The Court of Appeal of the State of California, First Appellate District, Division Four, has held that an arbitration clause in an employment agreement was unconscionable because, among other things, the agreement did not attach the AAA’s National Rules for the Resolution of Employment Disputes and purported to expand the rights of the employer to recover attorneys’ fees. Trivedi v. Curexo Technology Corp., ___ Cal. App. 4th ___ (October 20, 2010).

Trivedi involved a former President and Chief Executive Officer's lawsuit against his former employer for wrongful termination, asserting various causes of action, including age, national origin and race discrimination in violation of the Fair Employment and Housing Act (“FEHA”) and breach of the parties’ employment agreement. In affirming the trial court’s denial of defendant’s motion to compel arbitration of plaintiff's employment-related claims, the court held that the trial court’s determination that the arbitration clause was procedurally and substantively unconscionable is supported by uncontroverted facts. The court also held that the trial court did not err in refusing to sever the unconscionable provisions.

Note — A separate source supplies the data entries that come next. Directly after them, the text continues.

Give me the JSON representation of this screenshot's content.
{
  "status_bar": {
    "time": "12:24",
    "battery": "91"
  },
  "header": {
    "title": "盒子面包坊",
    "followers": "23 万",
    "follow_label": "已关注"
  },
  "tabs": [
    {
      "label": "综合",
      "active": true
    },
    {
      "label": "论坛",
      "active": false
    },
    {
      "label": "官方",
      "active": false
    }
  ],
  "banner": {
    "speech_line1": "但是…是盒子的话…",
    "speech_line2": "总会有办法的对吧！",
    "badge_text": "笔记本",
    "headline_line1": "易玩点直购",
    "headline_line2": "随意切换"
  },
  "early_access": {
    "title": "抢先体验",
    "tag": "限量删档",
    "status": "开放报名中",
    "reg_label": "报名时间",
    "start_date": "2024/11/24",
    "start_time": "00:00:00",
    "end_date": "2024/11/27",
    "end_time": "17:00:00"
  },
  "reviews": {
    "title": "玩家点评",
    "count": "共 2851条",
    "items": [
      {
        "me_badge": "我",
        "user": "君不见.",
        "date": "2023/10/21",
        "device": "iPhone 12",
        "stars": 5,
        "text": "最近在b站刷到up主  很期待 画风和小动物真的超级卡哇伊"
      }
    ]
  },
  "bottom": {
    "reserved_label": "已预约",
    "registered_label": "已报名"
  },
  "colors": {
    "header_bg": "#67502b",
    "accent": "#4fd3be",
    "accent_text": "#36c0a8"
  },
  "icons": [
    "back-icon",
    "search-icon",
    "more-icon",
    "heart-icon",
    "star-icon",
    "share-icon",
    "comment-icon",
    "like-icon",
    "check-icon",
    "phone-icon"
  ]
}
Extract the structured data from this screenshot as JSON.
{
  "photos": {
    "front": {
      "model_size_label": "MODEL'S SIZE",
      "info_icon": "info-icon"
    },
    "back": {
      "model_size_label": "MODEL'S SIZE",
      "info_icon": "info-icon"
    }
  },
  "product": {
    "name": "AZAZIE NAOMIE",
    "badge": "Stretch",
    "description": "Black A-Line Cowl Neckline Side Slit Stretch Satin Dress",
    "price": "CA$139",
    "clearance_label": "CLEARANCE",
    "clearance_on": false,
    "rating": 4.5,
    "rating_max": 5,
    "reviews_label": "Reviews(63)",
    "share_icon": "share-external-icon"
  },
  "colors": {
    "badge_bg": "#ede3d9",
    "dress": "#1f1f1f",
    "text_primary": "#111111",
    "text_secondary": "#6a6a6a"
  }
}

First, the court found that the arbitration provision was procedurally unconscionable for three reasons: (1) the agreement was prepared by the employer, (2) the arbitration provision was a mandatory part of the agreement, and (3) the plaintiff was not given a copy of the AAA rules. As to this third ground, the court noted that “numerous cases have held that the failure to provide a copy of the arbitration rules to which the employee would be bound, supporting a finding of procedural unconscionability.” The court also mentioned in a footnote that “the arbitration clause was in the same typeface and was no more conspicuous than any other provision in the employment agreement.”

Next, the court held that the arbitration provision was substantively unconscionable because, contrary to case law under FEHA, the arbitration clause included a mandatory attorney fee and cost provision in favor of the prevailing party. Specifically, the court noted that “in contrast to case law under FEHA, the agreement does not limit Curexo’s right to recover to instances where Trivedi’s claims are found to be ‘frivolous, unreasonable, without foundation, or brought in bad faith.’” The court also found that the arbitration agreement’s injunctive relief provision - which was neutral and applied equally to both parties - was substantively unconscionable because of its concern that an employer would be more likely to invoke the remedy of injunctive relief than the employee.

Finally, the court refused to sever the attorneys’ fees clause and enforce the arbitration provision, finding that the agreement was “permeated by unconscionability” because at least two provisions were found to be substantively unconscionable.

In light of this decision, arbitration clauses in employment agreements that purport to expand the employer’s rights to attorneys’ fees, do not attach the rules of the applicable arbitration forum, or reserve the right of both parties to obtain injunctive relief, run the risk of being struck down as unenforceable. This opinion thus provides additional guidance on how to improve an employer's chances of drafting an enforceable arbitration provision.